Uyuşmazlık, kadının davasındaki boşanma hükmü erkek tarafından istinafa başvurulmayarak kesinleşmiş olmakla, kusur belirlemesinin doğru yapılıp yapılmadığı, kadına yüklenen kusurların gerçekleşip gerçekleşmediği, erkeğin kanun yollarına başvurulmamak suretiyle kesinleşen kusurlu davranışlarından başka kusurunun bulunup bulunmadığı, kusur belirlemesine bağlı olarak erkeğin davasının da kabulünün doğru olup olmadığı, tazminat ve nafaka miktarlarının ve yoksulluk nafakasına toptan hükmedilmesinin hakkaniyete uygun olup olmadığı ve erkeğin davasında kadın aleyhine yargılama giderleri ve vekâlet ücretine hükmedilmesinin hukuka uygun olup olmadığı noktasında toplanmaktadır

2. İlgili Hukuk

6100 sayılı Kanun 369 uncu maddesinin birinci fıkrası ile 370 ve 371 inci maddeleri. 4721 sayılı Kanun’un 4 üncü, 6 ncı maddesi, 166 ncı maddesinin birinci ve ikinci fıkrası, 169 uncu, 174 üncü, 175 inci, 176 ncı ve 182 nci maddeleri, 327 ve 328 inci maddelerinin birinci fıkraları, 330 uncu maddesi. 6098 sayılı Türk Borçlar Kanunu'nun (6098 sayılı Kanun) 50 nci ve 51 inci maddeleri.

3. Değerlendirme

1. Tarafların iddia, savunma ve dayandıkları belgelere, uyuşmazlığın hukuki nitelendirilmesi ile uygulanması gereken hukuk kurallarına, dava şartlarına, yargılamaya hâkim olan ilkelere, ispat kurallarına ve temyiz olunan kararda belirtilen gerekçelere göre davalı-davacı kadın vekilinin aşağıdaki paragrafların kapsamı dışındaki temyiz itirazları yerinde görülmemiştir.

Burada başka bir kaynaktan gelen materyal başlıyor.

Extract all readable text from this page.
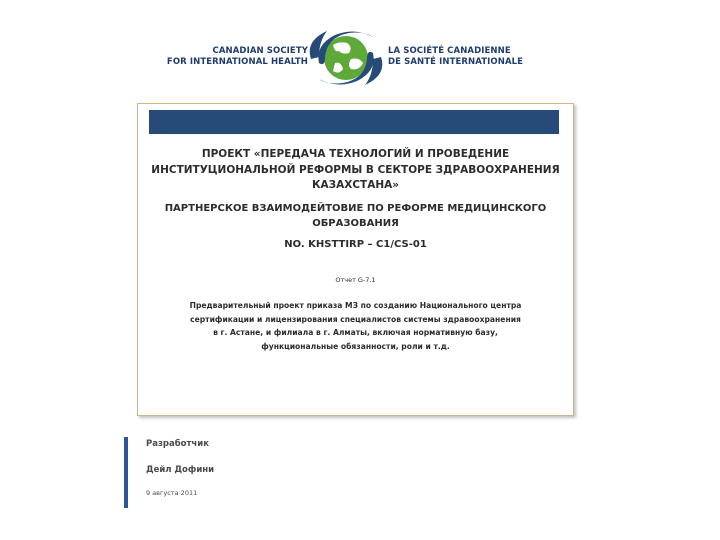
CANADIAN SOCIETY
FOR INTERNATIONAL HEALTH
LA SOCIÉTÉ CANADIENNE
DE SANTÉ INTERNATIONALE
ПРОЕКТ «ПЕРЕДАЧА ТЕХНОЛОГИЙ И ПРОВЕДЕНИЕ
ИНСТИТУЦИОНАЛЬНОЙ РЕФОРМЫ В СЕКТОРЕ ЗДРАВООХРАНЕНИЯ
КАЗАХСТАНА»
ПАРТНЕРСКОЕ ВЗАИМОДЕЙТОВИЕ ПО РЕФОРМЕ МЕДИЦИНСКОГО
ОБРАЗОВАНИЯ
NO. KHSTTIRP – C1/CS-01
Отчет G-7.1
Предварительный проект приказа МЗ по созданию Национального центра
сертификации и лицензирования специалистов системы здравоохранения
в г. Астане, и филиала в г. Алматы, включая нормативную базу,
функциональные обязанности, роли и т.д.
Разработчик
Дейл Дофини
9 августа 2011
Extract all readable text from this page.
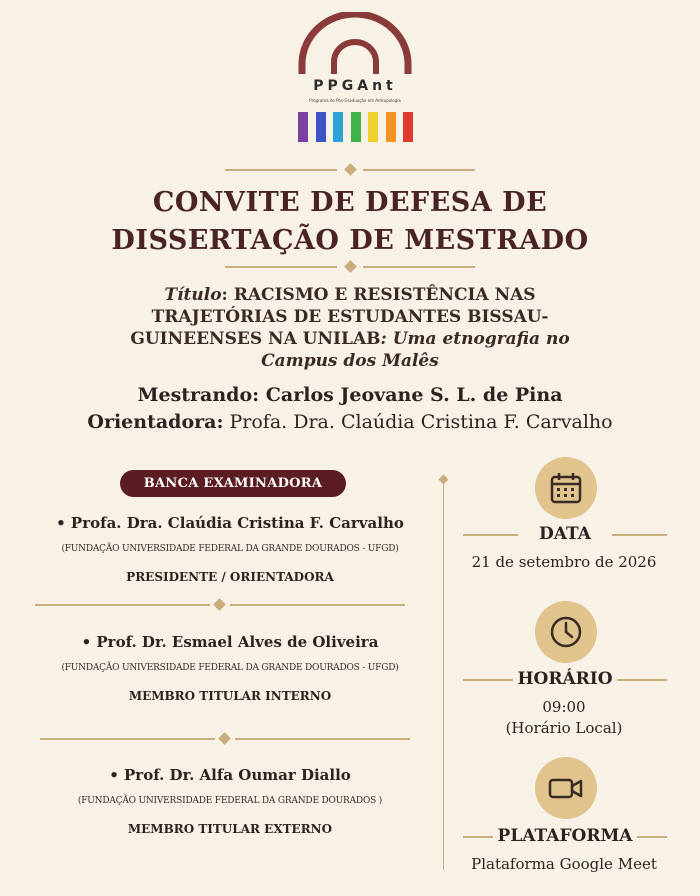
PPGAnt
Programa de Pós-Graduação em Antropologia
CONVITE DE DEFESA DE
DISSERTAÇÃO DE MESTRADO
Título: RACISMO E RESISTÊNCIA NAS TRAJETÓRIAS DE ESTUDANTES BISSAU-GUINEENSES NA UNILAB: Uma etnografia no Campus dos Malês
Mestrando: Carlos Jeovane S. L. de Pina
Orientadora: Profa. Dra. Claúdia Cristina F. Carvalho
BANCA EXAMINADORA
• Profa. Dra. Claúdia Cristina F. Carvalho
(FUNDAÇÃO UNIVERSIDADE FEDERAL DA GRANDE DOURADOS - UFGD)
PRESIDENTE / ORIENTADORA
• Prof. Dr. Esmael Alves de Oliveira
(FUNDAÇÃO UNIVERSIDADE FEDERAL DA GRANDE DOURADOS - UFGD)
MEMBRO TITULAR INTERNO
• Prof. Dr. Alfa Oumar Diallo
(FUNDAÇÃO UNIVERSIDADE FEDERAL DA GRANDE DOURADOS )
MEMBRO TITULAR EXTERNO
DATA
21 de setembro de 2026
HORÁRIO
09:00
(Horário Local)
PLATAFORMA
Plataforma Google Meet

2. Tarafların tespit edilen ekonomik ve sosyal durumları, boşanmaya yol açan olaylardaki kusur dereceleri, paranın alım gücü, kişilik haklarına yapılan saldırı ile ihlâl edilen mevcut ve beklenen menfaat dikkate alındığında kadın yararına hükmolunan maddî ve manevî tazminat azdır. 4721 sayılı Kanun'un 4 üncü maddesindeki hakkaniyet ilkesi ile 174 üncü maddesinin birinci ve ikinci fıkraları, 6098 sayılı Kanun'un 50 nci ve 51 inci maddesi hükümleri nazara alınarak, daha uygun miktarda maddî ve manevî tazminat takdiri gerekirken, yazılı şekilde hüküm kurulması bozmayı gerektirmiştir.

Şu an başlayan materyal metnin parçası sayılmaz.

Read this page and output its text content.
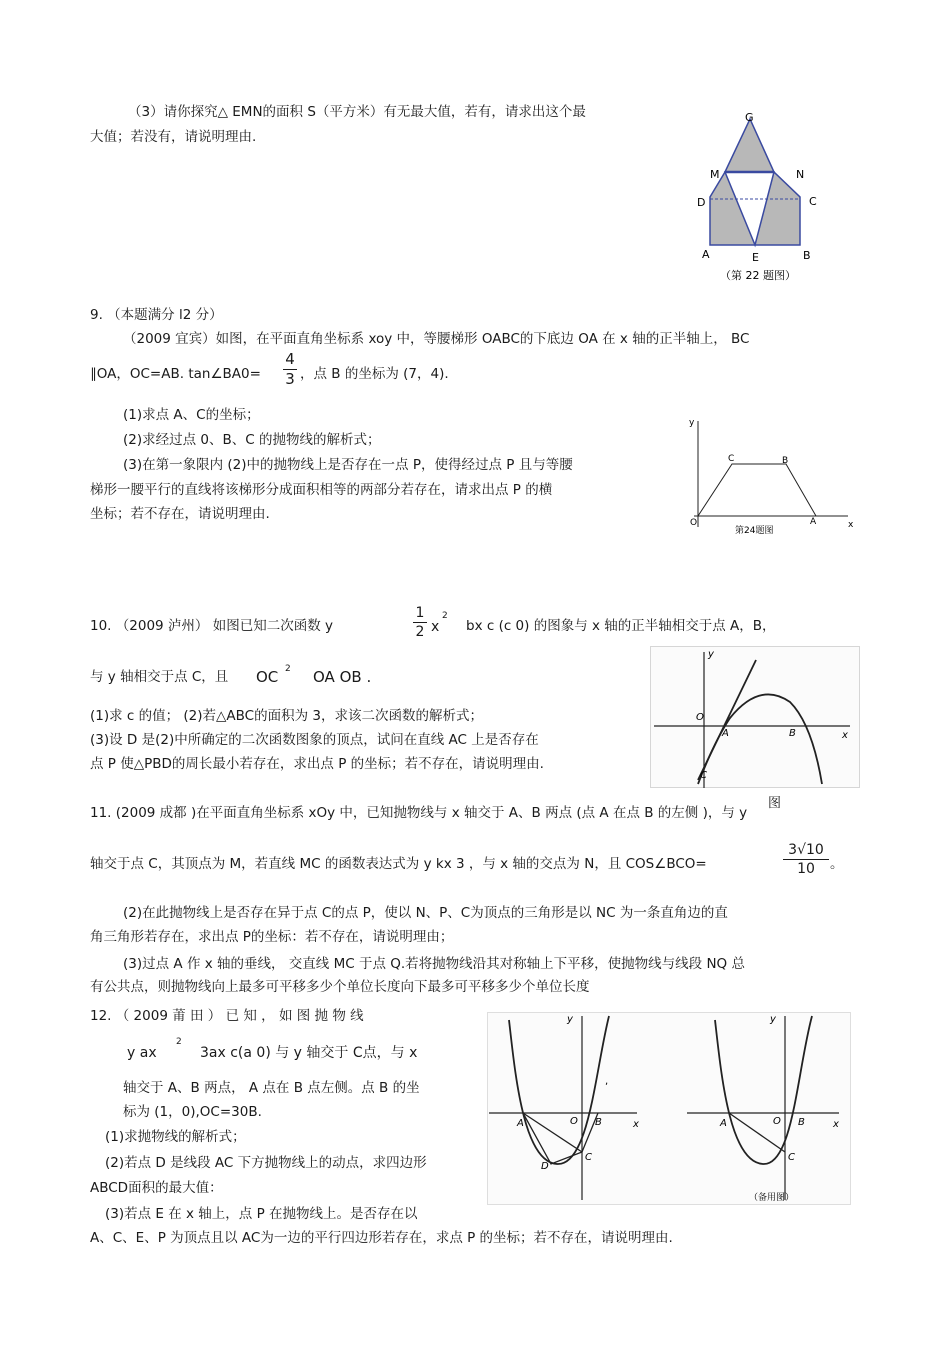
（3）请你探究△ EMN的面积 S（平方米）有无最大值，若有，请求出这个最
大值；若没有，请说明理由.
G
M	N
D	C
A	E	B
（第 22 题图）
9. （本题满分 l2 分）
（2009 宜宾）如图，在平面直角坐标系 xoy 中，等腰梯形 OABC的下底边 OA 在 x 轴的正半轴上， BC
∥OA，OC=AB. tan∠BA0=
4
3 ，点 B 的坐标为 (7，4).
(1)求点 A、C的坐标；
(2)求经过点 0、B、C 的抛物线的解析式；
(3)在第一象限内 (2)中的抛物线上是否存在一点 P，使得经过点 P 且与等腰
梯形一腰平行的直线将该梯形分成面积相等的两部分若存在，请求出点 P 的横
坐标；若不存在，请说明理由.
y
x
O	A
C	B
第24题图
10. （2009 泸州） 如图已知二次函数 y
1
2 x
2
bx c (c 0) 的图象与 x 轴的正半轴相交于点 A，B，
与 y 轴相交于点 C，且 OC 2 OA OB .
(1)求 c 的值； (2)若△ABC的面积为 3，求该二次函数的解析式；
(3)设 D 是(2)中所确定的二次函数图象的顶点，试问在直线 AC 上是否存在
点 P 使△PBD的周长最小若存在，求出点 P 的坐标；若不存在，请说明理由.
y
x
O
A	B
C
图
11. (2009 成都 )在平面直角坐标系 xOy 中，已知抛物线与 x 轴交于 A、B 两点 (点 A 在点 B 的左侧 )，与 y
轴交于点 C，其顶点为 M，若直线 MC 的函数表达式为 y kx 3 ，与 x 轴的交点为 N，且 COS∠BCO=
3√10
10	。
(2)在此抛物线上是否存在异于点 C的点 P，使以 N、P、C为顶点的三角形是以 NC 为一条直角边的直
角三角形若存在，求出点 P的坐标：若不存在，请说明理由；
(3)过点 A 作 x 轴的垂线， 交直线 MC 于点 Q.若将抛物线沿其对称轴上下平移，使抛物线与线段 NQ 总
有公共点，则抛物线向上最多可平移多少个单位长度向下最多可平移多少个单位长度
12. （ 2009 莆 田 ） 已 知 ， 如 图 抛 物 线
y ax
2
3ax c(a 0) 与 y 轴交于 C点，与 x
轴交于 A、B 两点， A 点在 B 点左侧。点 B 的坐
标为 (1，0),OC=30B.
(1)求抛物线的解析式；
(2)若点 D 是线段 AC 下方抛物线上的动点，求四边形
ABCD面积的最大值：
(3)若点 E 在 x 轴上，点 P 在抛物线上。是否存在以
A、C、E、P 为顶点且以 AC为一边的平行四边形若存在，求点 P 的坐标；若不存在，请说明理由.
y
x
A	O B
C
D
,
y
x
A	O B
C
（备用图）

3.Tarafların gerçekleşen sosyal ve ekonomik durumlarına, nafakanın niteliğine, günün ekonomik koşullarına göre kadın yararına takdir edilen toptan yoksulluk nafakası azdır. Mahkemece 4721 sayılı Kanun'un 4 üncü maddesindeki hakkaniyet ilkesi de dikkate alınarak daha uygun miktarda nafakaya hükmedilmesi gerekir. Bu yön gözetilmeden yazılı şekilde hüküm kurulması usul ve kanuna aykırı olup bozmayı gerektirmiştir.

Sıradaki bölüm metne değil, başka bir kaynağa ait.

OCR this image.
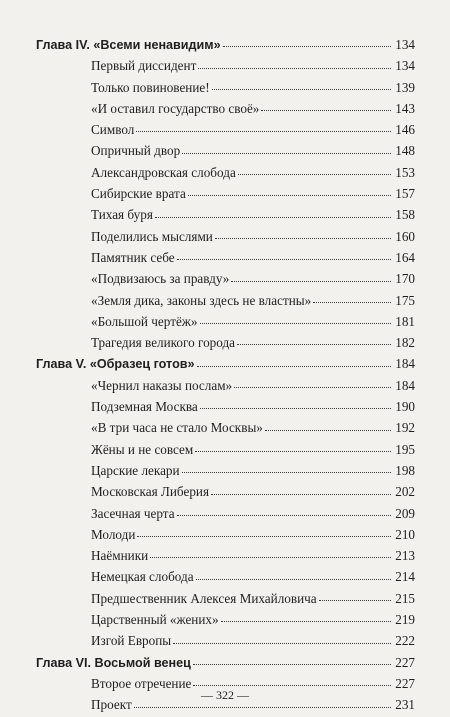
Глава IV. «Всеми ненавидим»	134
Первый диссидент	134
Только повиновение!	139
«И оставил государство своё»	143
Символ	146
Опричный двор	148
Александровская слобода	153
Сибирские врата	157
Тихая буря	158
Поделились мыслями	160
Памятник себе	164
«Подвизаюсь за правду»	170
«Земля дика, законы здесь не властны»	175
«Большой чертёж»	181
Трагедия великого города	182
Глава V. «Образец готов»	184
«Чернил наказы послам»	184
Подземная Москва	190
«В три часа не стало Москвы»	192
Жёны и не совсем	195
Царские лекари	198
Московская Либерия	202
Засечная черта	209
Молоди	210
Наёмники	213
Немецкая слобода	214
Предшественник Алексея Михайловича	215
Царственный «жених»	219
Изгой Европы	222
Глава VI. Восьмой венец	227
Второе отречение	227
Проект	231
— 322 —
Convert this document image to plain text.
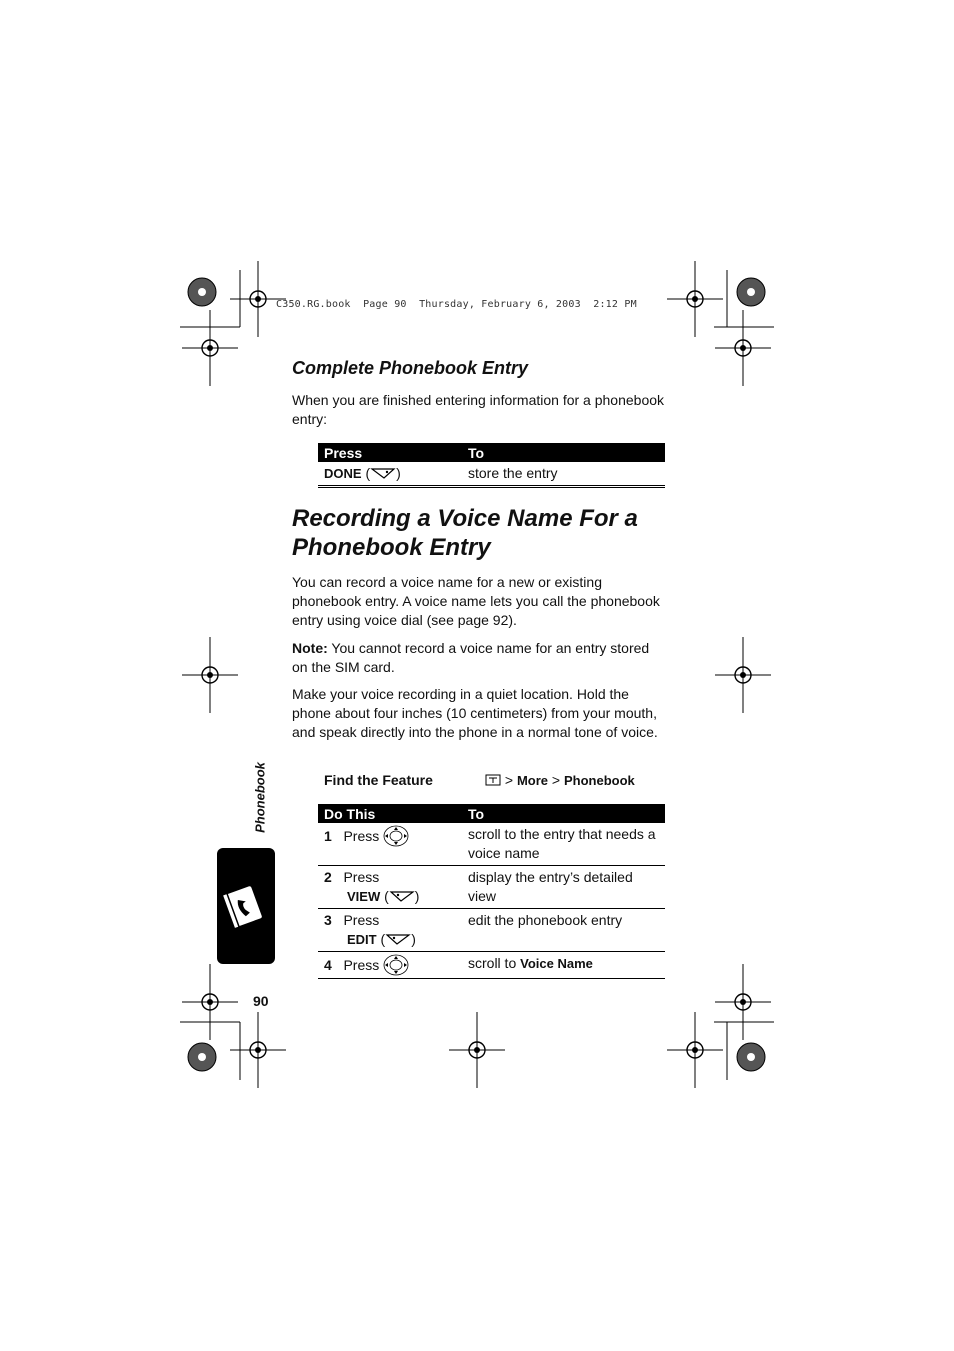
C350.RG.book  Page 90  Thursday, February 6, 2003  2:12 PM
Complete Phonebook Entry
When you are finished entering information for a phonebook entry:
Press	To
DONE ( )	store the entry
Recording a Voice Name For a Phonebook Entry
You can record a voice name for a new or existing phonebook entry. A voice name lets you call the phonebook entry using voice dial (see page 92).
Note: You cannot record a voice name for an entry stored on the SIM card.
Make your voice recording in a quiet location. Hold the phone about four inches (10 centimeters) from your mouth, and speak directly into the phone in a normal tone of voice.
Find the Feature	> More > Phonebook
Do This	To
1 Press	scroll to the entry that needs a voice name
2 Press
VIEW ( )	display the entry’s detailed view
3 Press
EDIT ( )	edit the phonebook entry
4 Press	scroll to Voice Name
Phonebook
90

4.Tarafların gerçekleşen sosyal ve ekonomik durumlarına, nafakanın niteliğine, günün ekonomik koşullarına göre, velâyeti anneye verilen ortak çocuk...yararına takdir edilen iştirak nafakası azdır. Mahkemece 4721 sayılı Kanun’un hakkaniyet ilkesi ile ilgili 4 üncü maddesi de dikkate alınarak daha uygun miktarda nafakaya hükmedilmesi gerekir. Bu yön gözetilmeden yazılı şekilde hüküm tesisi usul ve kanuna aykırı olup bozmayı gerektirmiştir.

VI. KARAR

Açıklanan sebeplerle;

1.Temyiz olunan, İlk Derece Mahkemesi kararına karşı istinaf başvurusunun esastan reddine ilişkin Bölge Adliye Mahkemesi kararının kadın lehine hükmedilen maddî ve manevî tazminat ile toptan yoksulluk nafakasının ve ortak çocuk lehine hükmedilen iştirak nafakasının miktarı yönlerinden ORTADAN KALDIRILMASINA,

2.İlk Derece Mahkemesi kararının kadın lehine hükmedilen maddî ve manevî tazminat ile toptan yoksulluk nafakasının ve ortak çocuk lehine hükmedilen iştirak nafakasının miktarı yönlerinden BOZULMASINA,

3.Davalı-davacı kadın vekilinin sair temyiz itirazlarının reddi ile temyiz olunan Bölge Adliye Mahkemesi kararının bozma kapsamı dışında kalan temyize konu bölümlerinin 6100 sayılı Kanun'un 370 inci maddesinin birinci fıkrası uyarınca ONANMASINA,

Peşin alınan temyiz karar harcının istek hâlinde ilgiliye iadesine,

Dosyanın kararı veren İlk Derece Mahkemesine, bozma kararının bir örneğinin kararı veren Bölge Adliye Mahkemesine gönderilmesine,

14.09.2023 tarihinde oy birliğiyle karar verildi.